According to a recent Broadridge Financial Solutions survey on U.S. investors, millennials, as well as households with the smallest amount to invest, have exhibited a growing in influence from year-end 2017 through June 30, 2020 on the markets.
“We are all witnessing an unprecedented and accelerated democratization of U.S. investing,” Bob Schifellite, Broadridge’s Investor Communication Solutions President, said in a press release. “The signs are undeniable as younger investors, particularly Millennials, grew as a percentage of investors studied from 9% to 14% during this period. Additionally, households with the smallest amount to invest, referred to as the Mass Market, grew in influence from 30% to 38% of investing households. Many are investing using cost-effective ETFs, and more have broader access to low-cost institutional shares, highlighting a changing investing landscape.”
Millennials, or those born between 1981 to 1996, are the fastest-growing generation in numbers of investors studied. Millennials as a percentage of overall U.S. investors expanded from 9% to 14% over the period while Generation X, or those born 1965 to 1980, grew from 24% to 27%.
Meanwhile, Boomers, or those born between 1946 to 1964, dipped as a total percentage of investors from 46% to 43% while the Silent Generation, or those born between 1928 to 1945, also fell as a percentage of investors from 20% to 14%. Nevertheless, the older generations both still make up 57% of the total investors analyzed across the generational segments.

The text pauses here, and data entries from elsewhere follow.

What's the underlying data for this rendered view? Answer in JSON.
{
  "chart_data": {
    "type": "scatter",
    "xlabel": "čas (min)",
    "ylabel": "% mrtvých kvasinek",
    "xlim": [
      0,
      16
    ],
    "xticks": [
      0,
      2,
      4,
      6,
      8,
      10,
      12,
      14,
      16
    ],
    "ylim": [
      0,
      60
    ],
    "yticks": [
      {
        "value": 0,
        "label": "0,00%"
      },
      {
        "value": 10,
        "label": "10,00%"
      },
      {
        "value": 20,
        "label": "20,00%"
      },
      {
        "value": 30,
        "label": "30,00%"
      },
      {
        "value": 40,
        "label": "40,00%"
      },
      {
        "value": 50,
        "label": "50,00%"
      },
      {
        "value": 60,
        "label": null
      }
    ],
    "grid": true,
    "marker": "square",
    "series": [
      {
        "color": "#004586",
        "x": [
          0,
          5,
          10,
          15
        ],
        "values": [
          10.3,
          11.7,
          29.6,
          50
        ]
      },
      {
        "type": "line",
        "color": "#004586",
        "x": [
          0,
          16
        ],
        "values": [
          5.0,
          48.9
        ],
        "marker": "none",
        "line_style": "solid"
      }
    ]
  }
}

The study also found a growing influencing in the Mass Market group, or households with less than $100,000 in investable assets. The Mass Market group expanded from 30% to 38% of households while Mass Affluent, or households with $100K to less than $1 million, falling from 57% to 51% and High Net Worth, or households with over $1 million in investable money, pulling back from 13% to 11%.
According to the Broadridge study, the Mass Market reflects a growing share of asset ownership, which includes mutual funds, ETFs, and U.S. equities.
“The study highlights trends that are indicative of things to come and present enormous opportunity for asset managers and advisors who adapt to address the emerging needs of investors,” Dan Cwenar, Broadridge’s President of Data and Analytics, said in a press release. “Money is expected to continue to flow into low-cost investment vehicles such as passive and active ETFs and Millennials and Mass Market investors will continue to gain influence as their assets grow.”
Retail investors are also increasingly turning to ETFs to access the markets. The study results show that household ownership of ETFs grew steadily from 30% to 37%. In comparison, the share of mutual funds owned among households increased 2% over the same period. U.S. equities growth was flat.